Any way to post the ELO in relation to how many years a team has competed?

Does this data include elimination matches, or just qualifications?

Does this data include any measure for bonus ranking points (4 rotor, 40kPa)?

Also, lol 254 isn’t grandmaster

I checked all teams named “Flash” to see if there were any Grandmasters.

1319 - Flash - Gold
2532 - FLASH Power - Gold
3388 - Flash - Gold

I’m as disappointed as you are.

I’m pretty sure I have a video of a 1319 match at Champs in 2007 where Blair introduced them as The Grandmaster

I see a flaw with this system (although you will have flaws with any other numerical ranking system).
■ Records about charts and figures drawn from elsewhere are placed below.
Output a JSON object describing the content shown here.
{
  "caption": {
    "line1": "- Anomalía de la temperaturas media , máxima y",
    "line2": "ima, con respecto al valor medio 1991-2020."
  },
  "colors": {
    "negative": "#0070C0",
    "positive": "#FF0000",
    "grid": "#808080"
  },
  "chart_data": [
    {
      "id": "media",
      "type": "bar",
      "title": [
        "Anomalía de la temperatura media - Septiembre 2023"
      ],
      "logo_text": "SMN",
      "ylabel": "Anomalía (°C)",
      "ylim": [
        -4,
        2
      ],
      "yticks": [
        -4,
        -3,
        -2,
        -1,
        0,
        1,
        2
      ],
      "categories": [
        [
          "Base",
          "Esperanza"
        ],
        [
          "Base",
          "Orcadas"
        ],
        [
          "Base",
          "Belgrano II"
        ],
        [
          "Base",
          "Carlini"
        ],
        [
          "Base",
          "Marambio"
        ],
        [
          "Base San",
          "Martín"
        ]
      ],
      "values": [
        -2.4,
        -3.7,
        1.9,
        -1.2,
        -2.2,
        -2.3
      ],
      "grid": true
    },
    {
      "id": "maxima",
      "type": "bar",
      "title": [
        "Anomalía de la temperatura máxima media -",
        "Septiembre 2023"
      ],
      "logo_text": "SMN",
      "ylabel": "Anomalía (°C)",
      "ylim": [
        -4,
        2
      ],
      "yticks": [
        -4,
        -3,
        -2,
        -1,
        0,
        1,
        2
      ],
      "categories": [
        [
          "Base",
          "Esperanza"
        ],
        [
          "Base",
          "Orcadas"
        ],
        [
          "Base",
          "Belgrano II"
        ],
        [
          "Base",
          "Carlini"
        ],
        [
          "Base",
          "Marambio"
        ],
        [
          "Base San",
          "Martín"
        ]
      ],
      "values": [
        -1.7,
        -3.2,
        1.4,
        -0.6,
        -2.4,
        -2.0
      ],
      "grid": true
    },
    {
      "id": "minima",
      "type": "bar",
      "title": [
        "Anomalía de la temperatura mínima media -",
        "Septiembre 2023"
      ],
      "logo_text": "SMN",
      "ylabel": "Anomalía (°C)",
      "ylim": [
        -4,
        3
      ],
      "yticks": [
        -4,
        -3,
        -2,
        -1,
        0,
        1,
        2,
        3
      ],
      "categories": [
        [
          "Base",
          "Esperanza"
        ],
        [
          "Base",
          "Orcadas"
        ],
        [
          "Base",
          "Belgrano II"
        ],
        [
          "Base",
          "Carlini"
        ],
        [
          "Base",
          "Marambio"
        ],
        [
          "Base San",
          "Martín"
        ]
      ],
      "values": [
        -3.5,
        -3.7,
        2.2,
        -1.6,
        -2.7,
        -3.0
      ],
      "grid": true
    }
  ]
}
This does not take into account difficulty of schedule. Teams that were at more difficult regionals or divisions at worlds are bound to be lower ranked than others. Or, if a team is paired with a poor alliance partner in playoffs, the team will fall again. Maybe accounting for DOS and difficulty of regional would help. Although this gives a general direction of where a team lies, we still search for the perfect formula.

Another issue I’ve always had with Elo is that match order matters. If you scramble up the order matches, you’ll get different results, which I’ve never been a fan of.

The Elo system, for games based on location, is intended to rank teams against each other in that specific region (with a bit of bleed accounting for championships). You see this in how the system works for FRC, and also for video games as well (Australia is paired with the Americas region for overwatch, but server routing puts our regions in two very different ballparks)

That being said, the Elo system isn’t perfect, and isn’t entirely well suited to FRC for obvious reasons. Limiting the elo to an event-per-event basis would be a better representation, but the amount of games played and sample size doesn’t make it viable.